Fluorescence Microscope
A fluorescent dye is used to stain tissues or microorganisms like mycobacterium tuberculosis; lipids, and elastic fibers, etc., which are then studied under this microscope. Ultraviolet light is used for illumination.
  1. What are the adjustments of microscope for low power, high power, and oil immersion?
    Refer to page nos. 7 and 8.
  2. Why oil is used while viewing under oil immersion objective?
    Cedar wood oil is used in oil immersion to avoid the thin layer of air between the slide and the objective so that the glass slide and the objective lens become a continuous column. This avoids refraction of light rays coming from the condenser and allows enough light to enter the objective. When light rays pass from a denser medium (glass slide) to a rarer medium (air) the rays get refracted away from the aperture of the objective. The oil immersion lens has only a pinhole aperture. Any factor that reduces the amount of rays falling on the objective impairs the quality of the image and the image will be faint. Oil removes the layer of air and prevents refraction of light.

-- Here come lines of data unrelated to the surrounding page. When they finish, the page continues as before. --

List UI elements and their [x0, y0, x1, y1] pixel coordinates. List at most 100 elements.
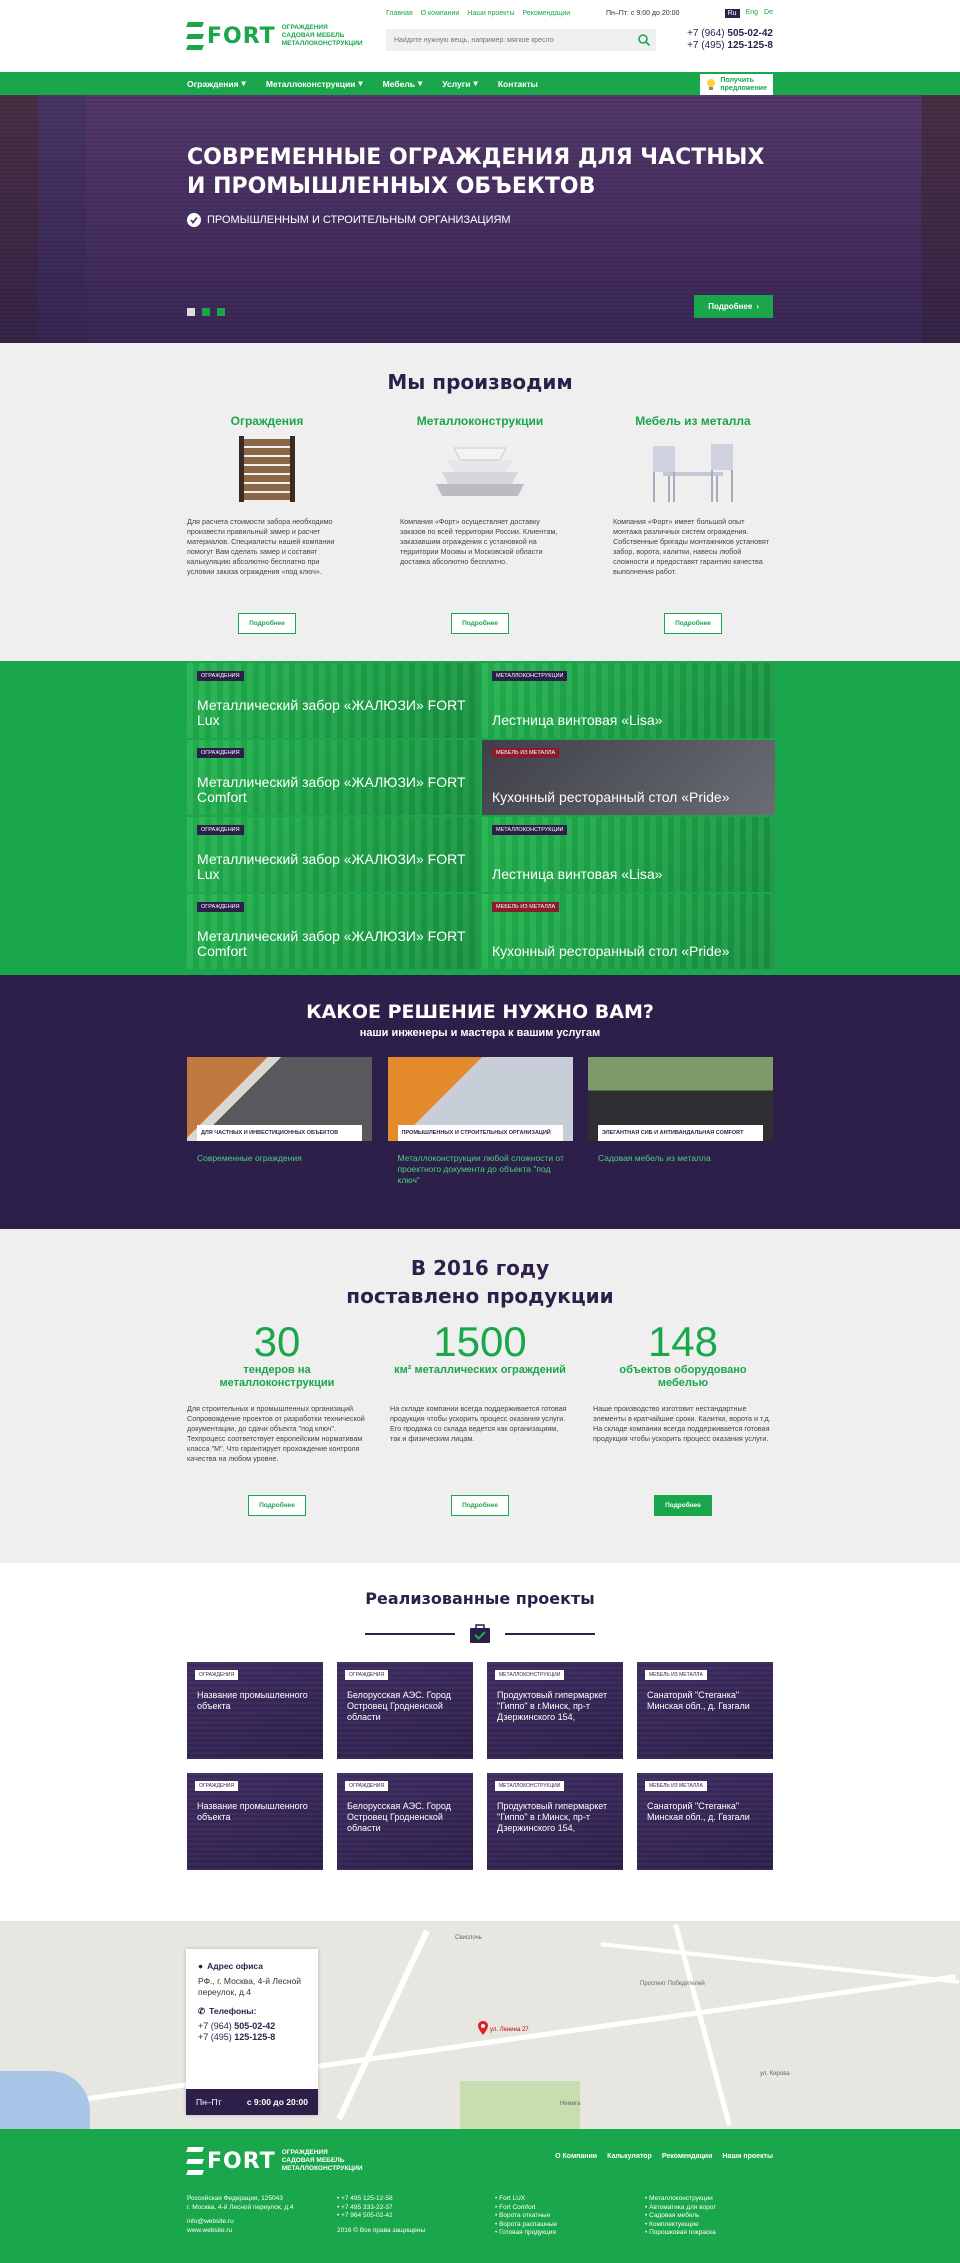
map-street-label: Проспект Победителей	[640, 1981, 705, 1987]
office-map[interactable]: Свислочь Проспект Победителей ул. Кирова…	[0, 1921, 960, 2129]
project-card[interactable]: Ограждения Название промышленного объекта	[187, 1773, 323, 1870]
footer-link[interactable]: Металлоконструкции	[645, 2195, 716, 2204]
solution-card[interactable]: Для частных и инвестиционных объектов Со…	[187, 1057, 372, 1186]
footer-link[interactable]: Готовая продукция	[495, 2229, 557, 2238]
section-title: Мы производим	[387, 370, 573, 394]
check-circle-icon	[187, 213, 201, 227]
slider-dot[interactable]	[187, 308, 195, 316]
footer-link[interactable]: Ворота откатные	[495, 2212, 557, 2221]
site-footer: FORT ОГРАЖДЕНИЯ САДОВАЯ МЕБЕЛЬ МЕТАЛЛОКО…	[0, 2129, 960, 2263]
product-tile[interactable]: Ограждения Металлический забор «ЖАЛЮЗИ» F…	[187, 663, 480, 738]
project-card[interactable]: Ограждения Белорусская АЭС. Город Острове…	[337, 1662, 473, 1759]
slider-dot[interactable]	[202, 308, 210, 316]
product-tile[interactable]: Металлоконструкции Лестница винтовая «Lis…	[482, 663, 775, 738]
lang-de[interactable]: De	[764, 9, 773, 18]
footer-link[interactable]: Автоматика для ворот	[645, 2204, 716, 2213]
footer-link-about[interactable]: О Компании	[555, 2153, 597, 2160]
hero-more-button[interactable]: Подробнее ›	[694, 295, 773, 318]
solution-link[interactable]: Металлоконструкции любой сложности от пр…	[388, 1153, 573, 1186]
product-tile[interactable]: Ограждения Металлический забор «ЖАЛЮЗИ» F…	[187, 817, 480, 892]
footer-link[interactable]: Порошковая покраска	[645, 2229, 716, 2238]
nav-services[interactable]: Услуги ▾	[442, 78, 478, 89]
solution-link[interactable]: Современные ограждения	[187, 1153, 372, 1164]
logo[interactable]: FORT ОГРАЖДЕНИЯ САДОВАЯ МЕБЕЛЬ МЕТАЛЛОКО…	[186, 22, 363, 50]
top-link-about[interactable]: О компании	[421, 10, 460, 17]
stat-text: На складе компании всегда поддерживается…	[390, 1404, 567, 1443]
project-card[interactable]: Мебель из металла Санаторий "Стеганка" Ми…	[637, 1662, 773, 1759]
search-input[interactable]	[386, 29, 656, 51]
footer-link[interactable]: Комплектующие	[645, 2221, 716, 2230]
project-title: Санаторий "Стеганка" Минская обл., д. Гв…	[647, 1690, 750, 1711]
stat-more-button[interactable]: Подробнее	[248, 1495, 306, 1516]
solution-link[interactable]: Садовая мебель из металла	[588, 1153, 773, 1164]
header-phone-1[interactable]: +7 (964) 505-02-42	[687, 28, 773, 40]
nav-contacts[interactable]: Контакты	[498, 79, 538, 89]
nav-metal-structures[interactable]: Металлоконструкции ▾	[266, 78, 363, 89]
product-tile[interactable]: Ограждения Металлический забор «ЖАЛЮЗИ» F…	[187, 740, 480, 815]
solution-card[interactable]: Промышленных и строительных организаций …	[387, 1057, 573, 1186]
footer-logo[interactable]: FORT ОГРАЖДЕНИЯ САДОВАЯ МЕБЕЛЬ МЕТАЛЛОКО…	[186, 2147, 363, 2175]
hero-banner: Современные ограждения для частных и про…	[0, 95, 960, 343]
footer-website[interactable]: www.website.ru	[187, 2227, 294, 2236]
produce-more-button[interactable]: Подробнее	[664, 613, 722, 634]
stat-more-button[interactable]: Подробнее	[654, 1495, 712, 1516]
solution-card[interactable]: Элегантная сиб и антивандальная comfort …	[588, 1057, 773, 1186]
nav-fences[interactable]: Ограждения ▾	[187, 78, 246, 89]
project-card[interactable]: Ограждения Белорусская АЭС. Город Острове…	[337, 1773, 473, 1870]
product-title: Кухонный ресторанный стол «Pride»	[492, 943, 730, 959]
search-icon[interactable]	[637, 33, 651, 47]
footer-link[interactable]: Ворота распашные	[495, 2221, 557, 2230]
stat-more-button[interactable]: Подробнее	[451, 1495, 509, 1516]
footer-products-list: Fort LUX Fort Comfort Ворота откатные Во…	[495, 2195, 557, 2238]
produce-more-button[interactable]: Подробнее	[451, 613, 509, 634]
footer-link[interactable]: Садовая мебель	[645, 2212, 716, 2221]
footer-link[interactable]: Fort LUX	[495, 2195, 557, 2204]
chevron-down-icon: ▾	[358, 78, 363, 88]
stat-number: 1500	[433, 1318, 527, 1365]
map-street-label: Свислочь	[455, 1935, 482, 1941]
stat-text: Наше производство изготовит нестандартны…	[593, 1404, 771, 1443]
office-phone-2[interactable]: +7 (495) 125-125-8	[198, 2032, 306, 2043]
header-phone-2[interactable]: +7 (495) 125-125-8	[687, 40, 773, 52]
product-tile[interactable]: Мебель из металла Кухонный ресторанный ст…	[482, 894, 775, 969]
solution-image: Промышленных и строительных организаций	[387, 1057, 573, 1141]
product-title: Кухонный ресторанный стол «Pride»	[492, 789, 730, 805]
project-title: Продуктовый гипермаркет "Гиппо" в г.Минс…	[497, 1690, 608, 1722]
footer-link-projects[interactable]: Наши проекты	[722, 2153, 773, 2160]
section-title: Какое решение нужно вам?	[306, 1001, 654, 1023]
footer-link[interactable]: Fort Comfort	[495, 2204, 557, 2213]
slider-dot[interactable]	[217, 308, 225, 316]
office-phone-1[interactable]: +7 (964) 505-02-42	[198, 2021, 306, 2032]
stat-caption: объектов оборудовано мебелью	[619, 1364, 747, 1389]
category-tag: Ограждения	[197, 902, 244, 912]
map-pin-label: ул. Ленина 27	[490, 2027, 529, 2033]
product-tile[interactable]: Металлоконструкции Лестница винтовая «Lis…	[482, 817, 775, 892]
product-tile[interactable]: Мебель из металла Кухонный ресторанный ст…	[482, 740, 775, 815]
nav-furniture[interactable]: Мебель ▾	[383, 78, 423, 89]
get-offer-button[interactable]: Получить предложение	[700, 74, 773, 95]
project-card[interactable]: Металлоконструкции Продуктовый гипермарке…	[487, 1662, 623, 1759]
footer-link-recommendations[interactable]: Рекомендации	[662, 2153, 713, 2160]
map-pin-icon[interactable]	[478, 2021, 488, 2035]
map-water	[0, 2071, 90, 2129]
top-link-projects[interactable]: Наши проекты	[467, 10, 514, 17]
metal-furniture-image	[613, 434, 773, 504]
lang-eng[interactable]: Eng	[746, 9, 758, 18]
footer-link-calculator[interactable]: Калькулятор	[607, 2153, 652, 2160]
lang-ru[interactable]: Ru	[724, 9, 740, 18]
top-link-recommendations[interactable]: Рекомендации	[523, 10, 571, 17]
product-tile[interactable]: Ограждения Металлический забор «ЖАЛЮЗИ» F…	[187, 894, 480, 969]
arrow-right-icon: ›	[756, 302, 759, 311]
site-header: FORT ОГРАЖДЕНИЯ САДОВАЯ МЕБЕЛЬ МЕТАЛЛОКО…	[0, 0, 960, 72]
project-card[interactable]: Мебель из металла Санаторий "Стеганка" Ми…	[637, 1773, 773, 1870]
category-tag: Металлоконструкции	[492, 825, 568, 835]
project-card[interactable]: Металлоконструкции Продуктовый гипермарке…	[487, 1773, 623, 1870]
stat-block: 148 объектов оборудовано мебелью Наше пр…	[593, 1320, 773, 1516]
phone-icon: ✆	[198, 2006, 206, 2016]
project-card[interactable]: Ограждения Название промышленного объекта	[187, 1662, 323, 1759]
top-link-home[interactable]: Главная	[386, 10, 413, 17]
footer-email[interactable]: info@website.ru	[187, 2218, 294, 2227]
solution-label: Для частных и инвестиционных объектов	[197, 1125, 362, 1141]
produce-more-button[interactable]: Подробнее	[238, 613, 296, 634]
featured-products-grid: Ограждения Металлический забор «ЖАЛЮЗИ» F…	[0, 661, 960, 975]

  3. Why cedar wood oil is used specifically in oil immersion?
    Cedar wood oil is used because it has the same refractive index as that of glass (1.515) and least refraction of light rays occur. Liquid paraffin and glycerin can also be used but cedar wood oil gives best result.
  4. What are the precautions you should take while using the microscope?
    Refer to page no. 8.
  5. Why the oil immersion objective has only a pinhole aperture?

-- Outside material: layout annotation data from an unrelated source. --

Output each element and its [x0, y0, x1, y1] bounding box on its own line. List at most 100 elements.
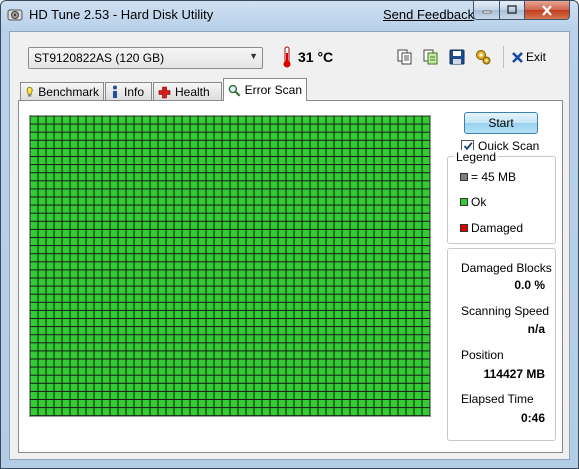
scan-block — [366, 246, 374, 254]
scan-block — [318, 189, 326, 197]
scan-block — [94, 173, 102, 181]
scan-block — [46, 173, 54, 181]
maximize-button[interactable] — [499, 1, 525, 20]
scan-block — [374, 238, 382, 246]
scan-block — [270, 157, 278, 165]
scan-block — [270, 116, 278, 124]
scan-block — [110, 262, 118, 270]
scan-block — [422, 197, 430, 205]
scan-block — [158, 351, 166, 359]
copy-text-button[interactable] — [394, 46, 416, 68]
scan-block — [406, 229, 414, 237]
tab-benchmark[interactable]: Benchmark — [20, 82, 104, 101]
scan-block — [262, 254, 270, 262]
scan-block — [198, 359, 206, 367]
scan-block — [54, 205, 62, 213]
scan-block — [102, 335, 110, 343]
scan-block — [94, 310, 102, 318]
scan-block — [54, 197, 62, 205]
title-bar[interactable]: HD Tune 2.53 - Hard Disk Utility Send Fe… — [1, 1, 578, 29]
scan-block — [398, 157, 406, 165]
scan-block — [278, 116, 286, 124]
scan-block — [134, 213, 142, 221]
scan-block — [118, 189, 126, 197]
scan-block — [238, 157, 246, 165]
scan-block — [166, 132, 174, 140]
scan-block — [38, 319, 46, 327]
scan-block — [366, 367, 374, 375]
scan-block — [390, 408, 398, 416]
scan-block — [190, 205, 198, 213]
scan-block — [102, 229, 110, 237]
scan-block — [30, 189, 38, 197]
scan-block — [134, 286, 142, 294]
scan-block — [230, 246, 238, 254]
copy-screenshot-icon — [423, 49, 438, 65]
scan-block — [86, 359, 94, 367]
scan-block — [198, 278, 206, 286]
scan-block — [294, 351, 302, 359]
scan-block — [134, 246, 142, 254]
scan-block — [46, 302, 54, 310]
scan-block — [150, 238, 158, 246]
scan-block — [86, 327, 94, 335]
scan-block — [358, 213, 366, 221]
close-button[interactable] — [524, 1, 570, 20]
exit-button[interactable]: Exit — [511, 46, 546, 68]
scan-block — [414, 286, 422, 294]
send-feedback-link[interactable]: Send Feedback — [383, 7, 474, 22]
scan-block — [110, 286, 118, 294]
scan-block — [278, 197, 286, 205]
options-button[interactable] — [472, 46, 494, 68]
minimize-button[interactable] — [473, 1, 500, 20]
scan-block — [326, 286, 334, 294]
scan-block — [230, 302, 238, 310]
tab-error-scan[interactable]: Error Scan — [223, 78, 307, 101]
copy-screenshot-button[interactable] — [420, 46, 442, 68]
scan-block — [254, 148, 262, 156]
scan-block — [230, 408, 238, 416]
scan-block — [398, 181, 406, 189]
drive-select[interactable]: ST9120822AS (120 GB) ▼ — [28, 47, 263, 69]
temperature-readout: 31 °C — [298, 49, 334, 65]
scan-block — [278, 238, 286, 246]
scan-block — [198, 391, 206, 399]
scan-block — [126, 262, 134, 270]
scan-block — [142, 351, 150, 359]
scan-block — [246, 132, 254, 140]
scan-block — [30, 229, 38, 237]
scan-block — [182, 173, 190, 181]
scan-block — [246, 197, 254, 205]
scan-block — [350, 278, 358, 286]
tab-info[interactable]: Info — [105, 82, 152, 101]
scan-block — [406, 359, 414, 367]
scan-block — [222, 400, 230, 408]
scan-block — [390, 319, 398, 327]
scan-block — [230, 359, 238, 367]
scan-block — [174, 383, 182, 391]
scan-block — [302, 343, 310, 351]
scan-block — [406, 270, 414, 278]
scan-block — [286, 132, 294, 140]
scan-block — [86, 254, 94, 262]
tab-health[interactable]: Health — [153, 82, 222, 101]
scan-block — [182, 327, 190, 335]
scan-block — [422, 400, 430, 408]
scan-block — [342, 124, 350, 132]
scan-block — [390, 140, 398, 148]
scan-block — [62, 270, 70, 278]
scan-block — [358, 335, 366, 343]
scan-block — [118, 165, 126, 173]
scan-block — [230, 205, 238, 213]
save-button[interactable] — [446, 46, 468, 68]
start-button[interactable]: Start — [464, 112, 538, 134]
scan-block — [142, 294, 150, 302]
scan-block — [326, 400, 334, 408]
scan-block — [142, 181, 150, 189]
scan-block — [382, 173, 390, 181]
scan-block — [46, 132, 54, 140]
scan-block — [62, 213, 70, 221]
scan-block — [238, 116, 246, 124]
scan-block — [86, 148, 94, 156]
scan-block — [46, 157, 54, 165]
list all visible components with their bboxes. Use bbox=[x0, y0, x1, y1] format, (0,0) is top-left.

    The focal length of oil immersion lens is very short. So if it has a large aperture, more light will enter through the periphery of the lens leading to spherical and chromatic aberration, which will distort the image.
  6. 10What is the magnification for low power, high power, and oil immersion when a 10× eyepiece is used?
    Magnification power of the microscope is the degree of image enlargement. The magnification produced by the microscope is obtained by multiplying the objective magnification by the eyepiece magnification.
    Low power – 100 times (objective 10×)
    High power – 400 times (objective 40×)
    Oil immersion – 1,000 times (objective 100×)
  7. What does working distance mean? Give its value for different magnifications.
    The distance between the object and the objective lens in the microscope at which the object is sharply focused is called working distance. The objective working distance decreases as the magnification and numerical aperture increase. It is maximal for low power 10× (5–8 mm), less for high power 40× (0.5 mm), and least for oil immersion 100× (0.13 mm).
  8. What are the functions of the condenser and iris diaphragm?
    Condenser condenses the light rays and focuses them on the object. All the light passing through the condenser is collected by the objective and helps in maximum clarity of the object viewed. So the position of the condenser must be changed with each objective to get the light focused and to increase the resolving power of the microscope. If the condenser is raised too high maximum light reaches the objective lens. The aperture of the low power lens is largest and it will allow large amount of light to pass through. So if the condenser is raised to the maximum while viewing under low power the clarity of the image will be lost due to excessive brightness. So the condenser should be lowered while using low power objective. The rays passing through the condenser system when collected by the objective now suffer from minimum diffraction. The oil immersion objective lens has only a pinhole aperture and so for maximum clarity the condenser should be raised. The proper use of the condenser is necessary for obtaining the maximum resolution of an image. Adjusting the iris diaphragm that is placed immediately below the condenser can control light reaching the condenser.